And then it came right back down again. Sensing a great opportunity (after all, we had replaced optionality with certainty and the stock had to go up) I doubled my position.
The stock traded for another two hours. And. went.
Indevus Pharmaceuticals opened at 8.52 on May 28, 2004, received FDA approval for its first major drug around midday, and finished trading at 8.33, a 2.2% drop on a day when by any calculation the company's fundamentals had improved.
I spent the long holiday weekend trying not to think about Indevus Pharmaceuticals, and trying not to think about why the stock price dropped when the company became more valuable. I repeated to myself Warren Buffett's and Charlie Munger's observation that the market was a voting machine in the short term but a scale in the long run. But I was no longer convinced that I was right and the market was wrong. Coming from a science background, I knew scales and reproducibility and evidence-basis and knew that extrapolating patterns and trends from short-term volatility was not a good basis for drawing valid conclusions. But I also knew that the stock traded almost 13 million shares that day -- 18 times its normal trading volume. The share price change did not come from a statistical blip downward. There was an underlying cause-and-effect in play here, one that I would need to figure out and learn from if I hoped to master my new field.
So for the next several months I became the world expert in Indevus pharmaceuticals. I traveled to Lexington, Massachusetts to meet with management (Them: "We just flew under the radar! It was the day before Memorial Day weekend and no one noticed that we got approved!" Me: "Really? How do you explain the 13 million shares traded?") I listened to the quarterly conference calls, read the old 10Q's and 10K's, studied Pliva, learned about Zithromax, Ditropan, Detrol, as well as the other drugs buried back in the Indevus pipeline.
But none of the Indevus-specific information seemed to hold the answer. No -- the real truth dawned on me while discussing hedging strategies with the other Equitech traders. Supreo, the soft-spoken expert in convertible arbitrage, had given me a list of healthcare companies with large amounts of convertible debt and asked me to circle any with particularly poor fundamentals. He briefly explained to me the relationship between common stock and convertible debt, and how each was in some way a derivative of the other, and how you could hedge a long position in the convertible by shorting the common. Further, convertible debt that was "in the money" -- in other words could be converted to common stock at a price lower than the current market price -- provided an opportunity for a risk-free trade.
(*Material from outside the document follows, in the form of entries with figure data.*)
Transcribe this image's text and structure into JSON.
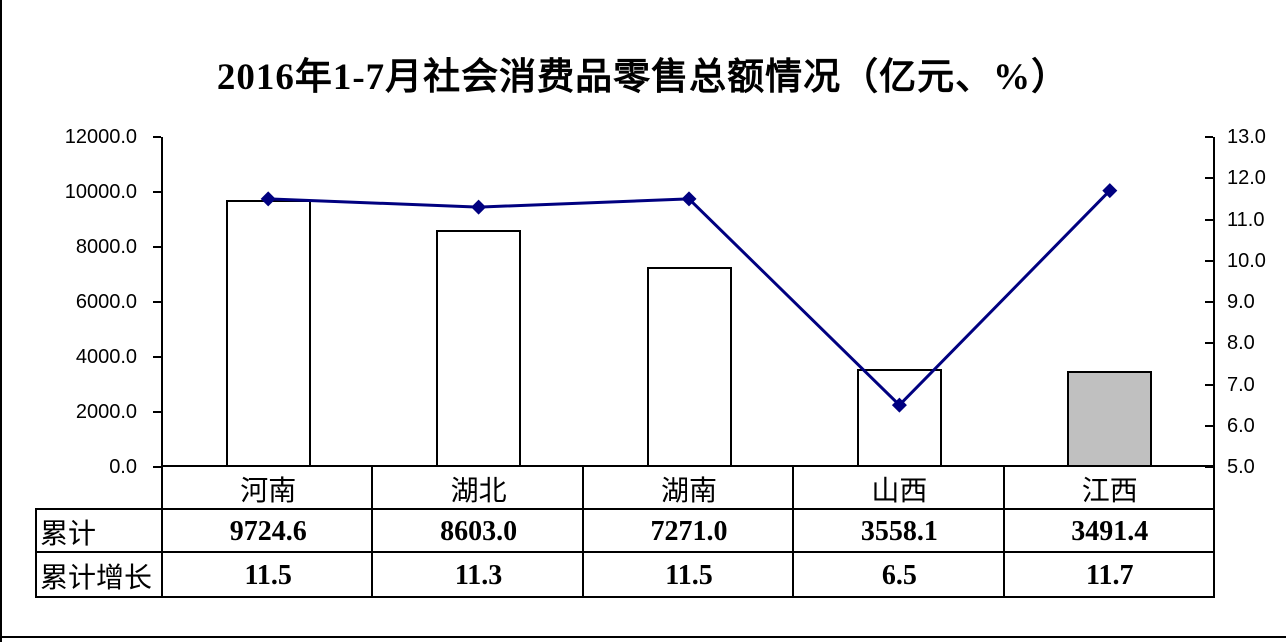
{
  "page": {
    "title": "2016年1-7月社会消费品零售总额情况（亿元、%）"
  },
  "chart_data": {
    "type": "bar",
    "subtype": "combo bar + line, dual axis",
    "title": "2016年1-7月社会消费品零售总额情况（亿元、%）",
    "categories": [
      "河南",
      "湖北",
      "湖南",
      "山西",
      "江西"
    ],
    "series": [
      {
        "name": "累计",
        "type": "bar",
        "axis": "left",
        "values": [
          9724.6,
          8603.0,
          7271.0,
          3558.1,
          3491.4
        ]
      },
      {
        "name": "累计增长",
        "type": "line",
        "axis": "right",
        "values": [
          11.5,
          11.3,
          11.5,
          6.5,
          11.7
        ]
      }
    ],
    "left_axis": {
      "min": 0,
      "max": 12000,
      "step": 2000,
      "tick_labels": [
        "0.0",
        "2000.0",
        "4000.0",
        "6000.0",
        "8000.0",
        "10000.0",
        "12000.0"
      ]
    },
    "right_axis": {
      "min": 5,
      "max": 13,
      "step": 1,
      "tick_labels": [
        "5.0",
        "6.0",
        "7.0",
        "8.0",
        "9.0",
        "10.0",
        "11.0",
        "12.0",
        "13.0"
      ]
    },
    "grid": false,
    "legend_position": "none",
    "colors": {
      "bar_fill": "#FFFFFF",
      "bar_fill_jiangxi": "#C0C0C0",
      "bar_border": "#000000",
      "line": "#000080",
      "text": "#000000"
    }
  },
  "table": {
    "rows": [
      {
        "label": "累计",
        "values": [
          "9724.6",
          "8603.0",
          "7271.0",
          "3558.1",
          "3491.4"
        ]
      },
      {
        "label": "累计增长",
        "values": [
          "11.5",
          "11.3",
          "11.5",
          "6.5",
          "11.7"
        ]
      }
    ]
  }
}
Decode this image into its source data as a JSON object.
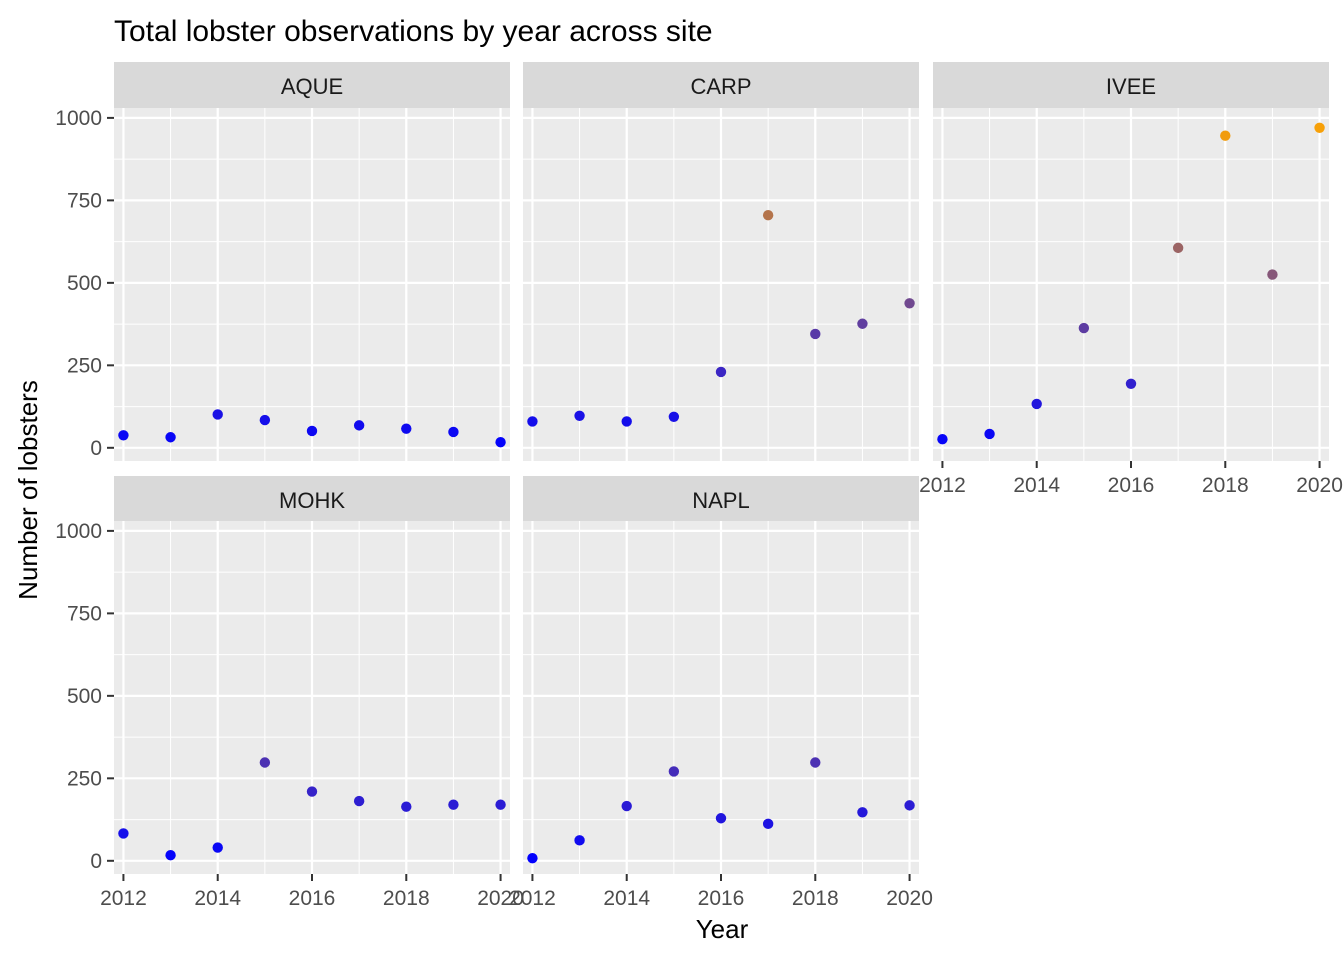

As the common stock went higher, over and above the in-the-money strike price, that trade got more and more profitable.
I looked down the list and found -- you guessed it -- Indevus Pharmaceuticals, with close to 200 million dollars of convertible debt, with a strike price of 6.75 (200 million and 6.75 are as best as I remember.)
Finally -- I understood.
The debt holders had been waiting for someone just like me to come along and, knowing that the stock had to go up when the FDA approval was announced, buy stock well above the 6.75 convertible strike price on a high volume day. Armed with their convertible-debt and the get-out-of-jail free risk protection that it gave them, the debt holders could borrow shares and sell them short.
They figured -- correctly, it turned out, that Pliva would never mount a serious sales challenge to Pfizer and Johnson and Johnson. They figured -- correctly, it turned out, that IDEV would drift downward for a long time, would eventually use up the cash that the convertible debt generated and possibly never again reach the levels of May 28, 2004.
Which is exactly what happened. Indevus never again traded higher than its $8.52 share price when the market opened on the Friday morning before Memorial Day weekend in 2004. It was eventually acquired for $4.50 a share in 2009.
As for me, I left Deutsche Bank in 2005 to join my current firm and launch a life sciences fund that I still run, investing in good science and good companies, run by good management teams that maintain clean capital structures -- with no convertible debt.*
*Convertible debt can be a completely appropriate financing vehicle, but usually not with pre-revenue life sciences companies.